Ella suspiró de alivio, cogió la placa y se dirigió hacia el jardín. Lucas la siguió en silencio. Se sentía triste y confundido. Le habría gustado tanto aprender a leer…
–Odio la televisión, mamá, es tan aburrida…
La madre de Lucas no quiso decir más. Comenzó a cavar un hoyo profundo mientras Lucas sostenía aquella placa extraña que le decía algo que no comprendía. No podía siquiera imaginar que aquellos signos extraños informaban del horario de servicio de una oficina de correos, un lugar que desconocía, porque, como la escuela, había dejado de tener sentido en los tiempos extraños de los signos prohibidos.

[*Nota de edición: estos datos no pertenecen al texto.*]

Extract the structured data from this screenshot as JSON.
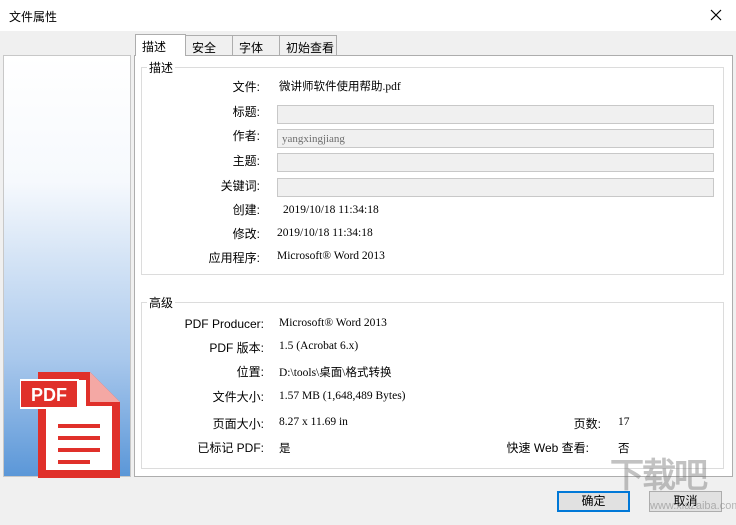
{
  "window": {
    "title": "文件属性",
    "close_icon": "close-icon"
  },
  "tabs": [
    {
      "label": "描述",
      "active": true
    },
    {
      "label": "安全",
      "active": false
    },
    {
      "label": "字体",
      "active": false
    },
    {
      "label": "初始查看",
      "active": false
    }
  ],
  "description": {
    "group_title": "描述",
    "file_label": "文件:",
    "file_value": "微讲师软件使用帮助.pdf",
    "title_label": "标题:",
    "title_value": "",
    "author_label": "作者:",
    "author_value": "yangxingjiang",
    "subject_label": "主题:",
    "subject_value": "",
    "keywords_label": "关键词:",
    "keywords_value": "",
    "created_label": "创建:",
    "created_value": "2019/10/18 11:34:18",
    "modified_label": "修改:",
    "modified_value": "2019/10/18 11:34:18",
    "app_label": "应用程序:",
    "app_value": "Microsoft® Word 2013"
  },
  "advanced": {
    "group_title": "高级",
    "producer_label": "PDF Producer:",
    "producer_value": "Microsoft® Word 2013",
    "version_label": "PDF 版本:",
    "version_value": "1.5 (Acrobat 6.x)",
    "location_label": "位置:",
    "location_value": "D:\\tools\\桌面\\格式转换",
    "size_label": "文件大小:",
    "size_value": "1.57 MB (1,648,489 Bytes)",
    "page_size_label": "页面大小:",
    "page_size_value": "8.27 x 11.69 in",
    "pages_label": "页数:",
    "pages_value": "17",
    "tagged_label": "已标记 PDF:",
    "tagged_value": "是",
    "fastweb_label": "快速 Web 查看:",
    "fastweb_value": "否"
  },
  "buttons": {
    "ok": "确定",
    "cancel": "取消"
  },
  "sidebar": {
    "pdf_icon_text": "PDF"
  },
  "watermark": {
    "text": "下载吧",
    "url": "www.xiazaiba.com"
  },
  "colors": {
    "accent": "#0078d7",
    "pdf_red": "#e0302a",
    "gradient_bottom": "#5b97d8"
  }
}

Pilar González Duranza, España ©2009
pilargd@telefonica.net
Pilar González Duranza (España, 1961), nacida y residente en Tenerife (Islas Canarias), es catedrática y profesora de inglés en un Instituto de Secundaria. Afortunadamente su profesión, y una de sus más grandes pasiones, coinciden. Es decir, se dedica, por amor, a la docencia, lo que le reporta grandes satisfacciones y retos muy atractivos. Todo lo relacionado con la literatura le seduce como afición, lo que la ha llevado a adentrarse (de puntillas) en el mundo de la creación literaria con algunos cuentos, poemas y pequeñas obras de teatro. Ha sido reconocida por la Fundación RECREAS (Universidad de La Laguna, Tenerife) con el premio Maestr@pasión 2008 por su labor docente.
Lo que la autora nos dijo sobre el cuento:
Este cuento, “El tiempo de los signos prohibidos”, se sembró en mi cabeza este verano. Llevaba rondándome desde el curso pasado y surgió, fundamentalmente, de mi experiencia en las aulas, donde contemplo, con tristeza, como muchos de nuestros jóvenes rechazan todo lo que tenga que ver con la cultura y el conocimiento. En más de una ocasión he llegado a decirles a mis alumnos y alumnas que “la escuela debería estar prohibida”. Una sencilla provocación para incitarles a reflexionar sobre los valores de la educación, la creatividad, la imaginación… la escuela como un lugar de encuentro y crecimiento… como un lugar desde el que podríamos crear un mundo diferente.
Este cuento está especialmente dedicado a un grupo muy particular de siete alumnos y una alumna que decidieron abandonar (objetores escolares) el sistema educativo y a los que, este curso, les estamos ofreciendo una opción alternativa de aprendizaje.